Hal Crowther’s essay, With Trembling Fingers :

You say you vote for the president because you’re a conservative. Are you sure? I thought conservatives believed in civil liberties, a weak federal executive, an inviolable Constitution, a balanced budget and an isolationist foreign policy. George Bush has an attorney general who drives the ACLU apoplectic and a vice president who demands more executive privilege (for his energy seances) than any elected official has ever received. The president wants a Constitutional amendment to protect marriage from homosexuals, of all things.

Seymour Hersh on Tiger Force Atrocities:

From May through November of 1967, the Blade reported, the Tiger Force, while operating in and around Quang Ngai province, in South Vietnam’s fiercely contested Central Highlands, murdered hundreds of noncombatant men, women, and children. Some victims were tortured and mutilated. Some were shot while begging for their lives. Some, hiding in bunkers, were killed by hand grenades flung inside. Soldiers collected ears as souvenirs, along with a few scalps and gold teeth.

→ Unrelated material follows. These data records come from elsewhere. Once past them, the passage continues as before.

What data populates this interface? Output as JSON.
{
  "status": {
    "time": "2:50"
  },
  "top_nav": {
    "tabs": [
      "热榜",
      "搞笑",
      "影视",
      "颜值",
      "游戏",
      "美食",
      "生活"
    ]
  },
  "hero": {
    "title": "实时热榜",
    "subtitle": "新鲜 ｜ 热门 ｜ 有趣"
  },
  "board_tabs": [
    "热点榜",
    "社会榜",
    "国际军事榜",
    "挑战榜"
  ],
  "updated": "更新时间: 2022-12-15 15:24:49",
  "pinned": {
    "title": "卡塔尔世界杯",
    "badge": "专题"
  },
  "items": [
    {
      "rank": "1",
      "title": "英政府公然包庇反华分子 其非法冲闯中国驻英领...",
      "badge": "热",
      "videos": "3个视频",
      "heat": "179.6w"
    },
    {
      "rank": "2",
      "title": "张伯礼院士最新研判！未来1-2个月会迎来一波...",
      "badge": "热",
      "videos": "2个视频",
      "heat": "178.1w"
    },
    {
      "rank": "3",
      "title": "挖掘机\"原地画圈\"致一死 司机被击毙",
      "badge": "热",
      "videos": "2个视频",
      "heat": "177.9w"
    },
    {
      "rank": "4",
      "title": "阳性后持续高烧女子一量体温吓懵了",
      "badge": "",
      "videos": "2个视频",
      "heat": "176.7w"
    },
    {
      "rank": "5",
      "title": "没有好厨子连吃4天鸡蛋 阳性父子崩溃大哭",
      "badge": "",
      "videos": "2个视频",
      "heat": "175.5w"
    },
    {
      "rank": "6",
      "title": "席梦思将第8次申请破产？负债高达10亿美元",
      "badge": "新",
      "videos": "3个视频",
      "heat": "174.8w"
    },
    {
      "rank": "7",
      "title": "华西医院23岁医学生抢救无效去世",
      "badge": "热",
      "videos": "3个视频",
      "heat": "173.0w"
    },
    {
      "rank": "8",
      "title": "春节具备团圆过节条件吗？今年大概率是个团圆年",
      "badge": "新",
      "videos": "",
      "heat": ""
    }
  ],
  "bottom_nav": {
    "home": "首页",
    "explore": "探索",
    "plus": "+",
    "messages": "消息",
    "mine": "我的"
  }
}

If you read more, you see that through a series of mishaps the investigation didn’t take place and when it did, it investigated the wrong thing. Now for Michael Kranish on Why Kerry’s faulty memory about being in Cambodia isn’t important. He writes:

Nobody has yet picked up on the single most incredible thing in Kerry’s war story about being in Cambodia on Christmas Eve, 1968: he has been saying for years, unchallenged, that South Vietnamese troops were celebrating Christmas by shooting into the air…But nobody has attacked #3 — which is the part that makes the least sense. AND it’s the part that most strongly suggests Kerry is essentially telling the truth. ARVN, the South Vietnamese Army, was overwhelmingly Buddhist. (It was a Buddhist general. Big Minh, who had knocked off Diem, the Catholic, in 1963 and plunged us into the mess.) So they would have been most unlikely to be loudly celebrating Christmas — which, in fact, is rarely if ever celebrated anywhere by firing off guns into the air. But TET is celebrated with loud noises.